Variable (V) region gene replacement was recently implicated in B cell repertoire diversification, but the contribution of this mechanism to antibody responses is still unknown. To investigate the role of V gene replacements in the generation of antigen-specific antibodies, we analyzed antiviral immunoglobulin responses of "quasimonoclonal" (QM) mice. The B cells of QM mice are genetically committed to exclusively express the anti-(4-hydroxy-3-nitrophenyl) acetyl specificity. However, approximately 20% of the peripheral B cells of QM mice undergo secondary rearrangements and thereby potentially acquire new specificities. QM mice infected with vesicular stomatitis virus (VSV), lymphocytic choriomeningitis virus, or poliovirus mounted virus-specific neutralizing antibody responses. In general, kinetics of the antiviral immunoglobulin responses were delayed in QM mice; however, titers similar to control animals were eventually produced that were sufficient to protect against VSV-induced lethal disease. VSV neutralizing single-chain Fv fragments isolated from phage display libraries constructed from QM mice showed VH gene replacements and extensive hypermutation. Thus, our data demonstrate that secondary rearrangements and hypermutation can generate sufficient B cell diversity in QM mice to mount protective antiviral antibody responses, suggesting that these mechanisms might also contribute to the diversification of the B cell repertoire of normal mice.

Figure 1

QM mice mount VSV-specific Ig responses. Groups of three QM and C57BL/6 mice were immunized with 2 × 10⁶ PFU of VSV-IND intravenously.

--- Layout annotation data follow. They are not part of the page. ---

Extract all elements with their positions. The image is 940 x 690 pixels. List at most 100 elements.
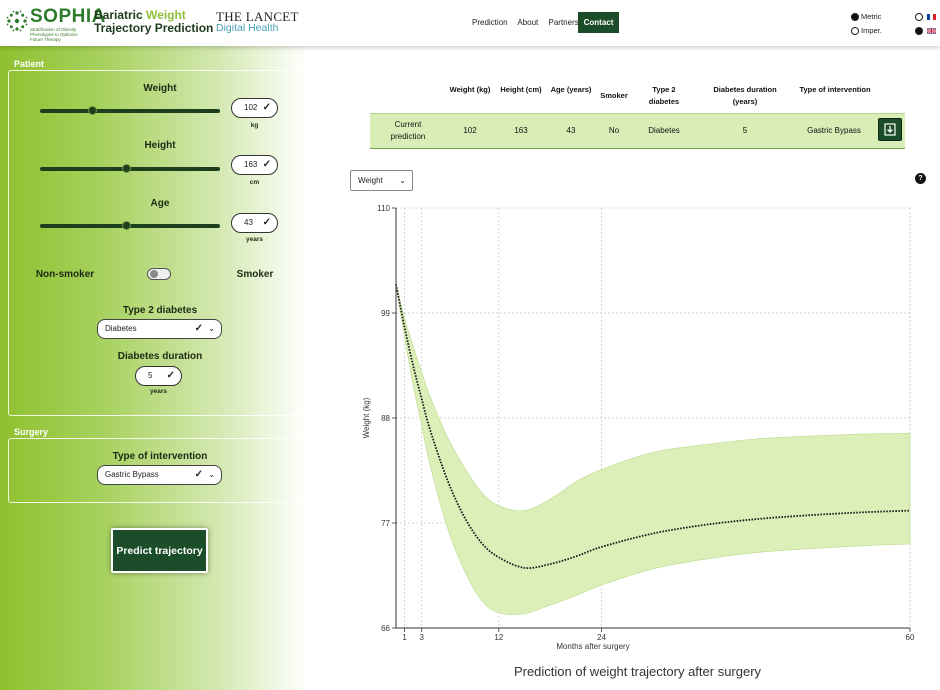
height-value: 163 <box>244 160 258 169</box>
nav-partners[interactable]: Partners <box>549 18 579 27</box>
age-value: 43 <box>244 218 253 227</box>
imperial-radio[interactable] <box>851 27 859 35</box>
table-header-diabetes: Type 2 diabetes <box>648 85 680 106</box>
chevron-down-icon: ⌄ <box>399 176 406 185</box>
age-label: Age <box>150 198 170 209</box>
table-header-duration: Diabetes duration (years) <box>713 85 777 106</box>
download-icon <box>884 123 896 136</box>
table-cell-smoker: No <box>608 126 620 135</box>
weight-slider[interactable] <box>40 106 220 115</box>
metric-radio[interactable] <box>851 13 859 21</box>
check-icon: ✓ <box>194 469 203 480</box>
table-header-age: Age (years) <box>550 85 592 94</box>
variable-value: Weight <box>358 176 383 185</box>
y-tick-label: 77 <box>381 519 390 528</box>
uk-flag-icon[interactable] <box>927 28 936 34</box>
english-language-radio[interactable] <box>915 27 923 35</box>
table-row-label: Current prediction <box>390 120 426 141</box>
sophia-logo-icon <box>6 10 28 32</box>
check-icon: ✓ <box>194 323 203 334</box>
check-icon: ✓ <box>262 159 271 170</box>
y-tick-label: 88 <box>381 414 390 423</box>
app-title-line2: Trajectory Prediction <box>94 21 214 35</box>
weight-input[interactable]: 102 ✓ <box>231 98 278 118</box>
weight-unit: kg <box>250 122 259 129</box>
app-title-part1: Bariatric <box>94 8 147 22</box>
table-cell-weight: 102 <box>463 126 477 135</box>
prediction-line <box>395 284 911 569</box>
y-tick-label: 66 <box>381 624 390 633</box>
help-icon[interactable]: ? <box>915 173 926 184</box>
weight-label: Weight <box>143 83 177 94</box>
top-nav: Prediction About Partners <box>472 18 587 27</box>
diabetes-value: Diabetes <box>105 324 137 333</box>
download-button[interactable] <box>878 118 902 141</box>
french-flag-icon[interactable] <box>927 14 936 20</box>
x-tick-label: 12 <box>494 633 503 642</box>
table-cell-age: 43 <box>566 126 576 135</box>
table-cell-height: 163 <box>514 126 528 135</box>
metric-label: Metric <box>861 12 882 21</box>
smoker-toggle[interactable] <box>147 268 171 280</box>
confidence-band <box>395 284 911 615</box>
nav-prediction[interactable]: Prediction <box>472 18 508 27</box>
toggle-knob <box>150 270 158 278</box>
contact-button[interactable]: Contact <box>578 12 619 33</box>
chevron-down-icon: ⌄ <box>208 324 215 333</box>
age-unit: years <box>246 236 263 243</box>
nonsmoker-label: Non-smoker <box>35 269 95 280</box>
duration-input[interactable]: 5 ✓ <box>135 366 182 386</box>
x-tick-label: 60 <box>906 633 915 642</box>
diabetes-select[interactable]: Diabetes ✓ ⌄ <box>97 319 222 339</box>
height-slider-thumb[interactable] <box>121 164 131 173</box>
smoker-label: Smoker <box>236 269 274 280</box>
diabetes-label: Type 2 diabetes <box>122 305 198 316</box>
table-cell-diabetes: Diabetes <box>648 126 680 135</box>
app-title: Bariatric Weight Trajectory Prediction <box>94 9 213 35</box>
chevron-down-icon: ⌄ <box>208 470 215 479</box>
predict-trajectory-button[interactable]: Predict trajectory <box>111 528 208 573</box>
intervention-label: Type of intervention <box>112 451 208 462</box>
check-icon: ✓ <box>262 217 271 228</box>
surgery-section-title: Surgery <box>14 427 49 437</box>
duration-label: Diabetes duration <box>117 351 203 362</box>
intervention-select[interactable]: Gastric Bypass ✓ ⌄ <box>97 465 222 485</box>
table-cell-intervention: Gastric Bypass <box>807 126 861 135</box>
intervention-value: Gastric Bypass <box>105 470 159 479</box>
height-slider[interactable] <box>40 164 220 173</box>
table-header-smoker: Smoker <box>600 91 628 100</box>
age-slider-thumb[interactable] <box>121 221 131 230</box>
y-axis-label: Weight (kg) <box>362 397 371 438</box>
french-language-radio[interactable] <box>915 13 923 21</box>
table-header-weight: Weight (kg) <box>449 85 491 94</box>
variable-select[interactable]: Weight ⌄ <box>350 170 413 191</box>
chart-grid <box>396 207 911 629</box>
table-cell-duration: 5 <box>742 126 748 135</box>
weight-value: 102 <box>244 103 258 112</box>
nav-about[interactable]: About <box>517 18 538 27</box>
weight-slider-thumb[interactable] <box>87 106 97 115</box>
height-label: Height <box>144 140 176 151</box>
table-header-intervention: Type of intervention <box>799 85 871 94</box>
y-tick-label: 110 <box>377 204 390 213</box>
y-tick-label: 99 <box>381 309 390 318</box>
height-unit: cm <box>249 179 260 186</box>
sidebar: Patient Weight 102 ✓ kg Height 163 ✓ cm … <box>0 46 320 690</box>
check-icon: ✓ <box>166 370 175 381</box>
duration-unit: years <box>150 388 167 395</box>
table-header-height: Height (cm) <box>500 85 542 94</box>
imperial-label: Imper. <box>861 26 882 35</box>
chart-title: Prediction of weight trajectory after su… <box>513 664 762 679</box>
age-slider[interactable] <box>40 221 220 230</box>
header: SOPHIA Stratification of Obesity Phenoty… <box>0 0 940 46</box>
age-input[interactable]: 43 ✓ <box>231 213 278 233</box>
check-icon: ✓ <box>262 102 271 113</box>
lancet-digital-health: Digital Health <box>216 22 279 34</box>
height-input[interactable]: 163 ✓ <box>231 155 278 175</box>
x-tick-label: 3 <box>419 633 424 642</box>
app-title-accent: Weight <box>146 8 186 22</box>
x-tick-label: 1 <box>402 633 407 642</box>
logo-subtitle: Stratification of Obesity Phenotypes to … <box>30 27 78 42</box>
patient-section-title: Patient <box>14 59 45 69</box>
chart-axes: 66 77 88 99 110 1 3 12 24 60 <box>377 204 915 642</box>
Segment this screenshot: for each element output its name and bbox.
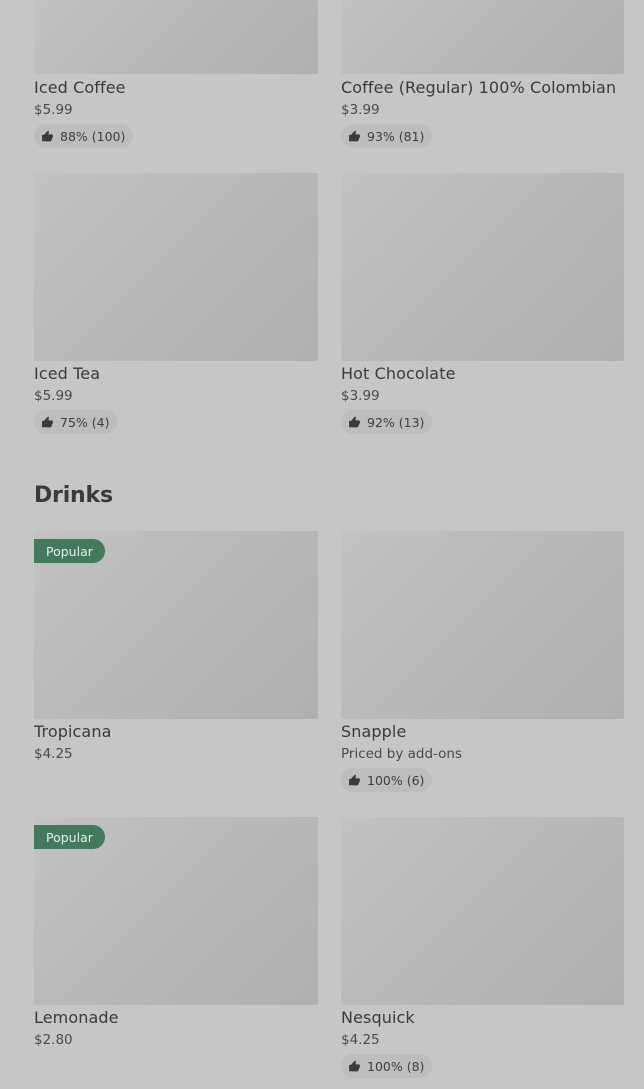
menu-item-card[interactable]: Iced Tea $5.99 75% (4): [34, 173, 318, 435]
rating-pill: 100% (8): [341, 1054, 433, 1078]
item-image: [341, 531, 624, 719]
item-price: $3.99: [341, 388, 380, 404]
rating-pill: 100% (6): [341, 768, 433, 792]
item-name: Coffee (Regular) 100% Colombian: [341, 78, 617, 97]
item-name: Lemonade: [34, 1008, 119, 1027]
menu-item-card[interactable]: Coffee (Regular) 100% Colombian $3.99 93…: [341, 0, 624, 150]
item-image: [341, 0, 624, 74]
popular-badge: Popular: [34, 539, 105, 563]
menu-item-card[interactable]: Snapple Priced by add-ons 100% (6): [341, 531, 624, 793]
item-name: Iced Tea: [34, 364, 101, 383]
item-price: $5.99: [34, 102, 73, 118]
item-image: [341, 817, 624, 1005]
menu-item-card[interactable]: Iced Coffee $5.99 88% (100): [34, 0, 318, 150]
item-price: $2.80: [34, 1032, 73, 1048]
rating-text: 92% (13): [367, 414, 425, 430]
item-image: [341, 173, 624, 361]
thumbs-up-icon: [348, 1060, 361, 1073]
item-image: [34, 173, 318, 361]
rating-pill: 93% (81): [341, 124, 433, 148]
menu-item-card[interactable]: Popular Tropicana $4.25: [34, 531, 318, 771]
item-price: Priced by add-ons: [341, 746, 463, 762]
item-price: $5.99: [34, 388, 73, 404]
menu-item-card[interactable]: Hot Chocolate $3.99 92% (13): [341, 173, 624, 435]
thumbs-up-icon: [41, 416, 54, 429]
thumbs-up-icon: [348, 416, 361, 429]
menu-item-card[interactable]: Popular Lemonade $2.80: [34, 817, 318, 1057]
section-title-drinks: Drinks: [34, 483, 113, 508]
thumbs-up-icon: [348, 130, 361, 143]
thumbs-up-icon: [41, 130, 54, 143]
item-name: Hot Chocolate: [341, 364, 456, 383]
item-price: $4.25: [34, 746, 73, 762]
thumbs-up-icon: [348, 774, 361, 787]
rating-pill: 88% (100): [34, 124, 134, 148]
item-name: Nesquick: [341, 1008, 415, 1027]
item-price: $3.99: [341, 102, 380, 118]
rating-text: 93% (81): [367, 128, 425, 144]
rating-text: 100% (8): [367, 1058, 425, 1074]
item-name: Tropicana: [34, 722, 112, 741]
item-image: [34, 0, 318, 74]
item-name: Iced Coffee: [34, 78, 126, 97]
popular-badge: Popular: [34, 825, 105, 849]
rating-text: 88% (100): [60, 128, 126, 144]
rating-pill: 75% (4): [34, 410, 118, 434]
item-price: $4.25: [341, 1032, 380, 1048]
item-name: Snapple: [341, 722, 407, 741]
menu-item-card[interactable]: Nesquick $4.25 100% (8): [341, 817, 624, 1079]
rating-text: 100% (6): [367, 772, 425, 788]
rating-pill: 92% (13): [341, 410, 433, 434]
rating-text: 75% (4): [60, 414, 110, 430]
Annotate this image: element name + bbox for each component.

Blood was taken at the indicated time points, sera were separated and prediluted 40-fold, and the Ig responses were analyzed. (a) Kinetics of VSV-neutralizing Ab responses in QM and C57BL/6 mice. (b) Titration of the different VSV-specific Ig isotypes in infected QM and C57BL/6 mice. Titers were defined as 3 SD above mean values of negative controls. (c) Kinetics of VSV-neutralizing responses of 9- and 56-wk-old QM mice. C57BL/6 mice were used as controls.

Figure 2

Binding, neutralizing capacity, and sequence analysis of VSV-specific scFv fragments isolated from phage display libraries. (a) Phage clones displaying VSV-specific scFv fragments isolated from a naive QM mouse library (0B1 and 0G6) and libraries generated from QM mice after primary (1A10 and 1E12) or secondary (2F7 and 2H5) infections were tested for their capacity to bind VSV-coated plates in ELISA. (b) VSV-neutralizing titers of PEG-precipitated phage particles. (c) The nucleotide sequence of six VSV-specific clones is compared with the 17.2.25 transgene sequence (reference 16) shown in bold. Mutations in the DSP2.10 and J_H4 segments are underlined. The remaining 3′ sequence of the J_H4 segments did not contain somatic hypermutations. The sequences of the complete scFv fragments are available from EMBL/GenBank/DDBJ under accession nos. AF127092–AF127097.

Figure 3

QM mice mount neutralizing Ig responses against LCMV and PV. Groups of three mice were immunized with 200 PFU of LCMV-WE or 0.5 ml of PV (Salk vaccine) intravenously. (a) LCMV nucleoprotein–specific Ab titers were measured by ELISA. (b) LCMV-neutralizing Abs and (c) PV-neutralizing Abs were measured as described in Materials and Methods.